P(t)=0.8/(1+1.67e^-0.16t)
The model represents the proportion of new computers sold that use windows 98. Let t=0 represent 1998, t=1 represent 1999, and so on.

1)determine the maximum proportion of new computers sold that will use win 98. That is, determine the limit of P(t) as t -> infinity

2)using a graphing utlility graph p(t)

3)When will 75% of new computers sold use win 98?

2. Originally Posted by dmak263
P(t)=0.8/(1+1.67e^-0.16t)
The model represents the proportion of new computers sold that use windows 98. Let t=0 represent 1998, t=1 represent 1999, and so on.

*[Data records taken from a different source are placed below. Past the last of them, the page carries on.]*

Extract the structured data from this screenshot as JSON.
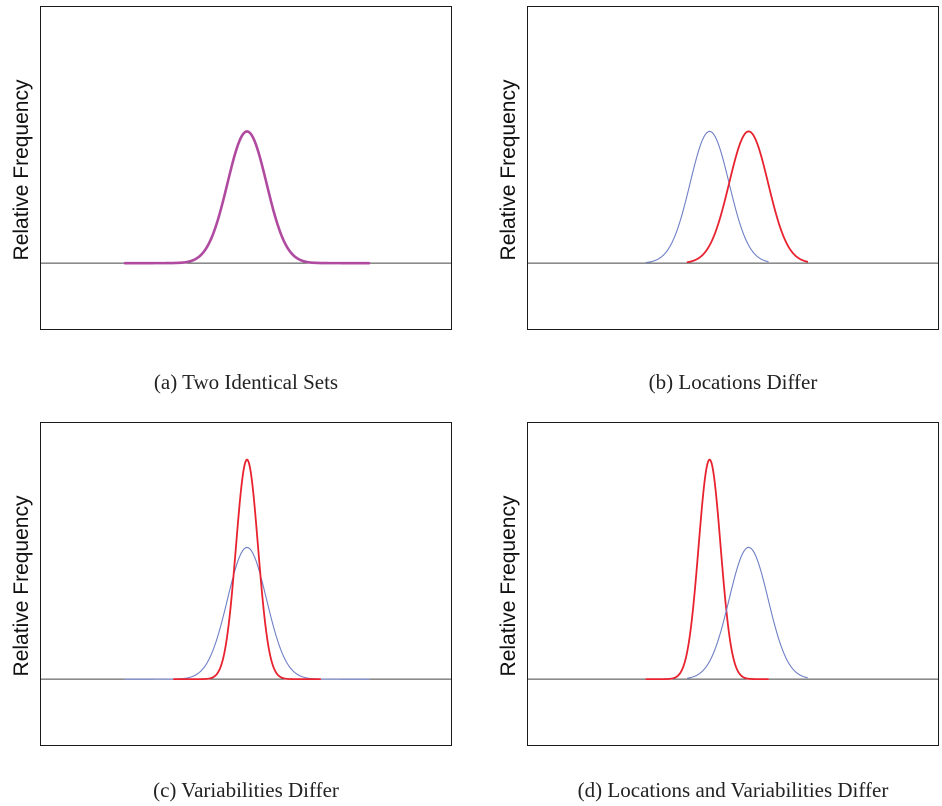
{
  "colors": {
    "red": "#e8232f",
    "blue": "#6f7fc6",
    "identical": "#b04aa0",
    "baseline": "#444444"
  },
  "chart_data": [
    {
      "id": "a",
      "type": "line",
      "caption": "(a) Two Identical Sets",
      "ylabel": "Relative Frequency",
      "xlim": [
        -3.0,
        7.0
      ],
      "ylim": [
        -0.45,
        1.75
      ],
      "series": [
        {
          "color": "identical",
          "width": 2.6,
          "mean": 2,
          "sd": 0.8,
          "height": 0.9,
          "range": [
            -3.0,
            7.0
          ]
        }
      ]
    },
    {
      "id": "b",
      "type": "line",
      "caption": "(b) Locations Differ",
      "ylabel": "Relative Frequency",
      "xlim": [
        -3.0,
        7.0
      ],
      "ylim": [
        -0.45,
        1.75
      ],
      "series": [
        {
          "color": "blue",
          "width": 1.1,
          "mean": 1.0,
          "sd": 0.8,
          "height": 0.9,
          "range": [
            -1.6,
            3.4
          ]
        },
        {
          "color": "red",
          "width": 1.8,
          "mean": 2.6,
          "sd": 0.8,
          "height": 0.9,
          "range": [
            0.1,
            5.0
          ]
        }
      ]
    },
    {
      "id": "c",
      "type": "line",
      "caption": "(c) Variabilities Differ",
      "ylabel": "Relative Frequency",
      "xlim": [
        -3.0,
        7.0
      ],
      "ylim": [
        -0.45,
        1.75
      ],
      "series": [
        {
          "color": "blue",
          "width": 1.1,
          "mean": 2,
          "sd": 0.8,
          "height": 0.9,
          "range": [
            -3.0,
            7.0
          ]
        },
        {
          "color": "red",
          "width": 1.8,
          "mean": 2,
          "sd": 0.45,
          "height": 1.5,
          "range": [
            -1.0,
            5.0
          ]
        }
      ]
    },
    {
      "id": "d",
      "type": "line",
      "caption": "(d) Locations and Variabilities Differ",
      "ylabel": "Relative Frequency",
      "xlim": [
        -3.0,
        7.0
      ],
      "ylim": [
        -0.45,
        1.75
      ],
      "series": [
        {
          "color": "red",
          "width": 1.8,
          "mean": 1.0,
          "sd": 0.45,
          "height": 1.5,
          "range": [
            -1.6,
            3.4
          ]
        },
        {
          "color": "blue",
          "width": 1.1,
          "mean": 2.6,
          "sd": 0.8,
          "height": 0.9,
          "range": [
            0.1,
            5.0
          ]
        }
      ]
    }
  ]
}
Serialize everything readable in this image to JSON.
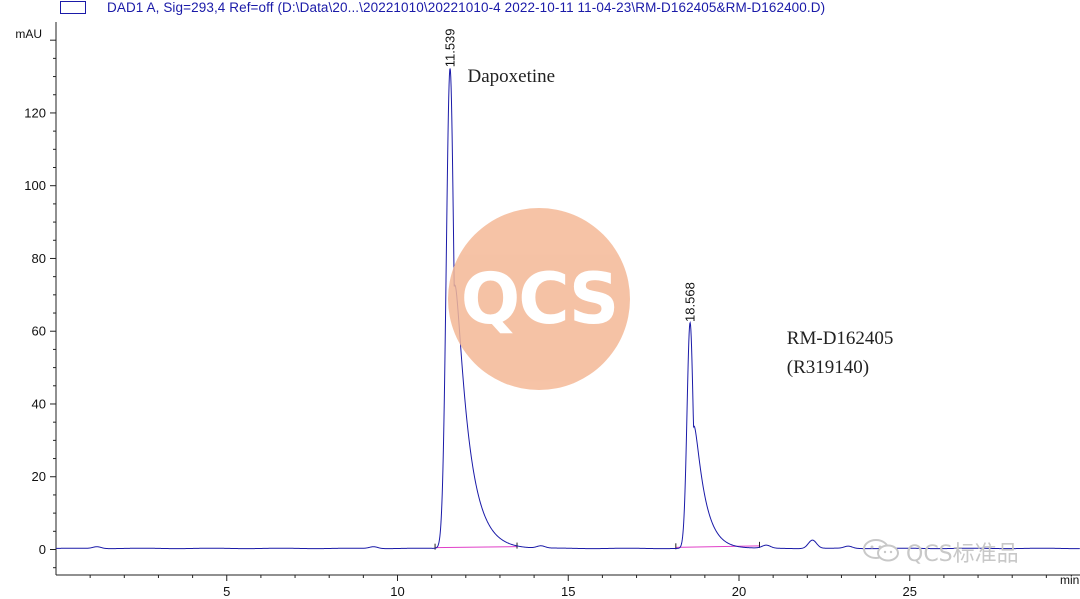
{
  "chart_data": {
    "type": "line",
    "legend_label": "DAD1 A, Sig=293,4 Ref=off (D:\\Data\\20...\\20221010\\20221010-4 2022-10-11 11-04-23\\RM-D162405&RM-D162400.D)",
    "xlabel": "min",
    "ylabel": "mAU",
    "xlim": [
      0,
      30
    ],
    "ylim": [
      -7,
      142
    ],
    "x_ticks": [
      5,
      10,
      15,
      20,
      25
    ],
    "y_ticks": [
      0,
      20,
      40,
      60,
      80,
      100,
      120
    ],
    "grid": false,
    "series": [
      {
        "color": "#1a1aa8",
        "baseline": 0.3,
        "peaks": [
          {
            "retention_time": 11.539,
            "label": "11.539",
            "height": 132,
            "sigma": 0.11,
            "tail": 0.38,
            "start": 11.1,
            "end": 13.5
          },
          {
            "retention_time": 18.568,
            "label": "18.568",
            "height": 62,
            "sigma": 0.09,
            "tail": 0.3,
            "start": 18.15,
            "end": 20.6
          }
        ],
        "minor_bumps": [
          {
            "x": 1.2,
            "height": 0.5
          },
          {
            "x": 9.3,
            "height": 0.5
          },
          {
            "x": 14.2,
            "height": 0.6
          },
          {
            "x": 20.8,
            "height": 0.8
          },
          {
            "x": 22.15,
            "height": 2.3
          },
          {
            "x": 23.2,
            "height": 0.6
          }
        ]
      }
    ],
    "integration_baselines": [
      {
        "from": 11.1,
        "to": 13.5,
        "y_from": 0.5,
        "y_to": 0.8
      },
      {
        "from": 18.15,
        "to": 20.6,
        "y_from": 0.6,
        "y_to": 1.0
      }
    ],
    "integration_color": "#e040c8",
    "annotations": [
      {
        "text": "Dapoxetine",
        "x": 12.05,
        "y": 128.5
      },
      {
        "text": "RM-D162405",
        "x": 21.4,
        "y": 56.5
      },
      {
        "text": "(R319140)",
        "x": 21.4,
        "y": 48.5
      }
    ]
  },
  "watermark": {
    "text": "QCS",
    "color": "#f4b896"
  },
  "brand": {
    "text": "QCS标准品",
    "icon": "wechat-icon"
  }
}
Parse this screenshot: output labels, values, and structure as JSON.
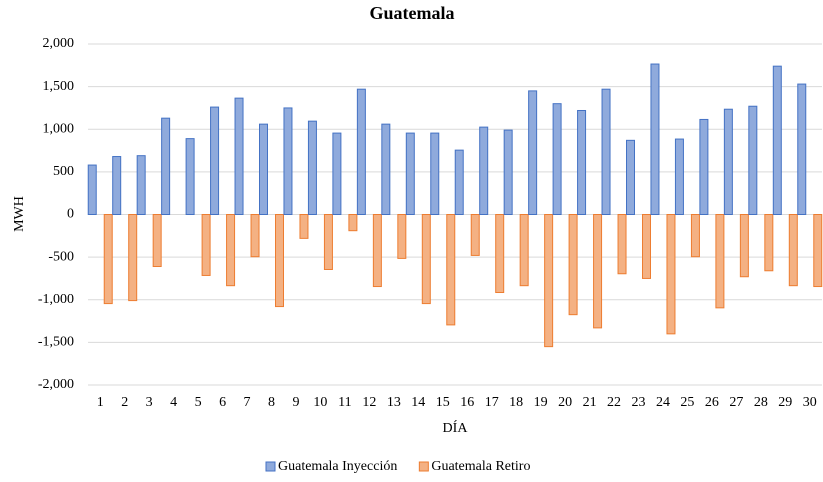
{
  "chart_data": {
    "type": "bar",
    "title": "Guatemala",
    "x_label": "DÍA",
    "y_label": "MWH",
    "categories": [
      "1",
      "2",
      "3",
      "4",
      "5",
      "6",
      "7",
      "8",
      "9",
      "10",
      "11",
      "12",
      "13",
      "14",
      "15",
      "16",
      "17",
      "18",
      "19",
      "20",
      "21",
      "22",
      "23",
      "24",
      "25",
      "26",
      "27",
      "28",
      "29",
      "30"
    ],
    "series": [
      {
        "name": "Guatemala Inyección",
        "color": "#8faadc",
        "stroke": "#4472c4",
        "values": [
          580,
          680,
          690,
          1130,
          890,
          1260,
          1365,
          1060,
          1250,
          1095,
          955,
          1470,
          1060,
          955,
          955,
          755,
          1025,
          990,
          1450,
          1300,
          1220,
          1470,
          870,
          1765,
          885,
          1115,
          1235,
          1270,
          1740,
          1530
        ]
      },
      {
        "name": "Guatemala Retiro",
        "color": "#f4b183",
        "stroke": "#ed7d31",
        "values": [
          -1045,
          -1010,
          -610,
          0,
          -715,
          -835,
          -495,
          -1080,
          -280,
          -645,
          -190,
          -845,
          -515,
          -1045,
          -1295,
          -480,
          -915,
          -835,
          -1550,
          -1175,
          -1330,
          -695,
          -750,
          -1400,
          -495,
          -1095,
          -730,
          -660,
          -835,
          -845
        ]
      }
    ],
    "ylim": [
      -2000,
      2000
    ],
    "yticks": [
      {
        "value": -2000,
        "label": "-2,000"
      },
      {
        "value": -1500,
        "label": "-1,500"
      },
      {
        "value": -1000,
        "label": "-1,000"
      },
      -500,
      0,
      500,
      {
        "value": 1000,
        "label": "1,000"
      },
      {
        "value": 1500,
        "label": "1,500"
      },
      {
        "value": 2000,
        "label": "2,000"
      }
    ],
    "grid": true,
    "legend": "bottom"
  }
}
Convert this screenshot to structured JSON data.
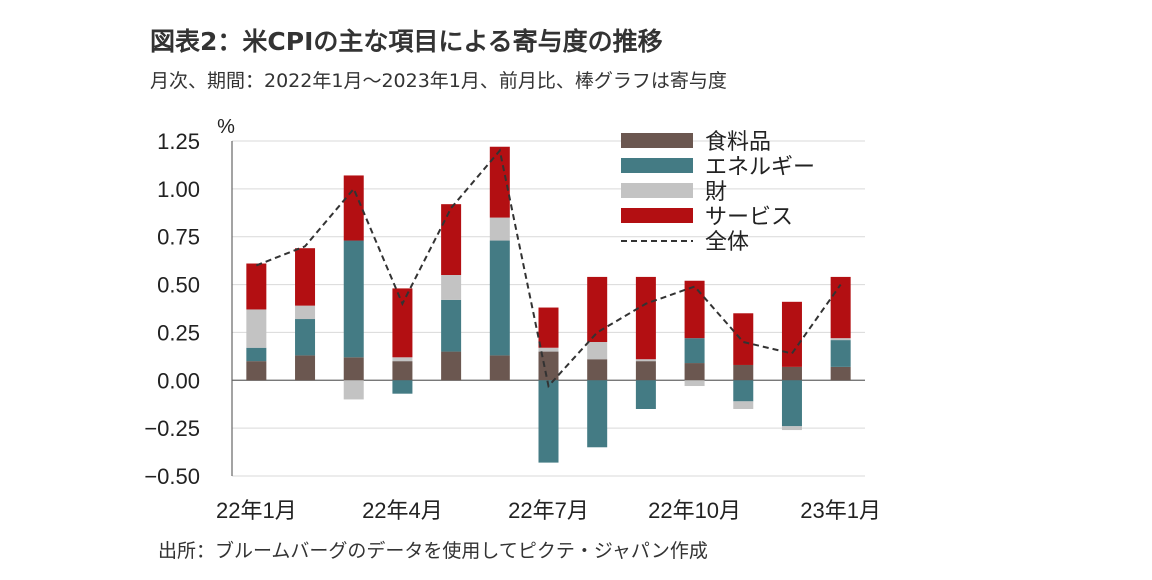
{
  "title": "図表2：米CPIの主な項目による寄与度の推移",
  "subtitle": "月次、期間：2022年1月～2023年1月、前月比、棒グラフは寄与度",
  "source": "出所：ブルームバーグのデータを使用してピクテ・ジャパン作成",
  "colors": {
    "food": "#6b5750",
    "energy": "#447b84",
    "goods": "#c3c3c3",
    "services": "#b30f12",
    "total": "#333333"
  },
  "chart_data": {
    "type": "bar",
    "stacked": true,
    "unit_label": "%",
    "ylim": [
      -0.5,
      1.25
    ],
    "yticks": [
      1.25,
      1.0,
      0.75,
      0.5,
      0.25,
      0.0,
      -0.25,
      -0.5
    ],
    "ytick_labels": [
      "1.25",
      "1.00",
      "0.75",
      "0.50",
      "0.25",
      "0.00",
      "−0.25",
      "−0.50"
    ],
    "categories": [
      "22年1月",
      "22年2月",
      "22年3月",
      "22年4月",
      "22年5月",
      "22年6月",
      "22年7月",
      "22年8月",
      "22年9月",
      "22年10月",
      "22年11月",
      "22年12月",
      "23年1月"
    ],
    "x_tick_labels": [
      {
        "index": 0,
        "label": "22年1月"
      },
      {
        "index": 3,
        "label": "22年4月"
      },
      {
        "index": 6,
        "label": "22年7月"
      },
      {
        "index": 9,
        "label": "22年10月"
      },
      {
        "index": 12,
        "label": "23年1月"
      }
    ],
    "series": [
      {
        "name": "食料品",
        "key": "food",
        "kind": "bar",
        "values": [
          0.1,
          0.13,
          0.12,
          0.1,
          0.15,
          0.13,
          0.15,
          0.11,
          0.1,
          0.09,
          0.08,
          0.07,
          0.07
        ]
      },
      {
        "name": "エネルギー",
        "key": "energy",
        "kind": "bar",
        "values": [
          0.07,
          0.19,
          0.61,
          -0.07,
          0.27,
          0.6,
          -0.43,
          -0.35,
          -0.15,
          0.13,
          -0.11,
          -0.24,
          0.14
        ]
      },
      {
        "name": "財",
        "key": "goods",
        "kind": "bar",
        "values": [
          0.2,
          0.07,
          -0.1,
          0.02,
          0.13,
          0.12,
          0.02,
          0.09,
          0.01,
          -0.03,
          -0.04,
          -0.02,
          0.01
        ]
      },
      {
        "name": "サービス",
        "key": "services",
        "kind": "bar",
        "values": [
          0.24,
          0.3,
          0.34,
          0.36,
          0.37,
          0.37,
          0.21,
          0.34,
          0.43,
          0.3,
          0.27,
          0.34,
          0.32
        ]
      },
      {
        "name": "全体",
        "key": "total",
        "kind": "line",
        "values": [
          0.6,
          0.7,
          1.0,
          0.4,
          0.9,
          1.2,
          -0.03,
          0.25,
          0.4,
          0.49,
          0.2,
          0.14,
          0.5
        ]
      }
    ],
    "legend_position": "top-right",
    "grid": true
  }
}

1)determine the maximum proportion of new computers sold that will use win 98. That is, determine the limit of P(t) as t -> infinity

2)using a graphing utlility graph p(t)

3)When will 75% of new computers sold use win 98?
Someone may want to double check this >.<

1. Think about what happens to e^x for a large negative x.

Spoiler:
$\text {as} t \rightarrow \infty , e^{-0.16t} \rightarrow 0$

$
P_{\infty} = \frac{0.8}{1} = \frac{4}{5}$

2. Plug in the values and away you go. I'll edit in my graph later

3. As P(t) = 0.75, solve for t. (Isolate e^-0.16t and take logs)

Spoiler:
$0.75 =\frac{0.8}{1+1.67e^{-0.16t}}$

Take the reciprocal of both sides:

$\frac{4}{3} = \frac{1+1.67e^{-0.16t}}{0.8}$

$0.8\frac{4}{3} = 1+1.67e^{-0.16t}$

$\frac{16}{15} - 1 = 1.67e^{-0.16t}$

$e^{-0.16t} = \frac{15}{16} \times \frac{1}{1.67} = \frac{375}{668}$

$t = -\frac{1}{0.16}ln(\frac{375}{668}) = 3.61 years$

3. I don't understand the steps for #1...#3, I comprehend completely.
There was another question... what proportion of new computers sold in 1998 use windows 98?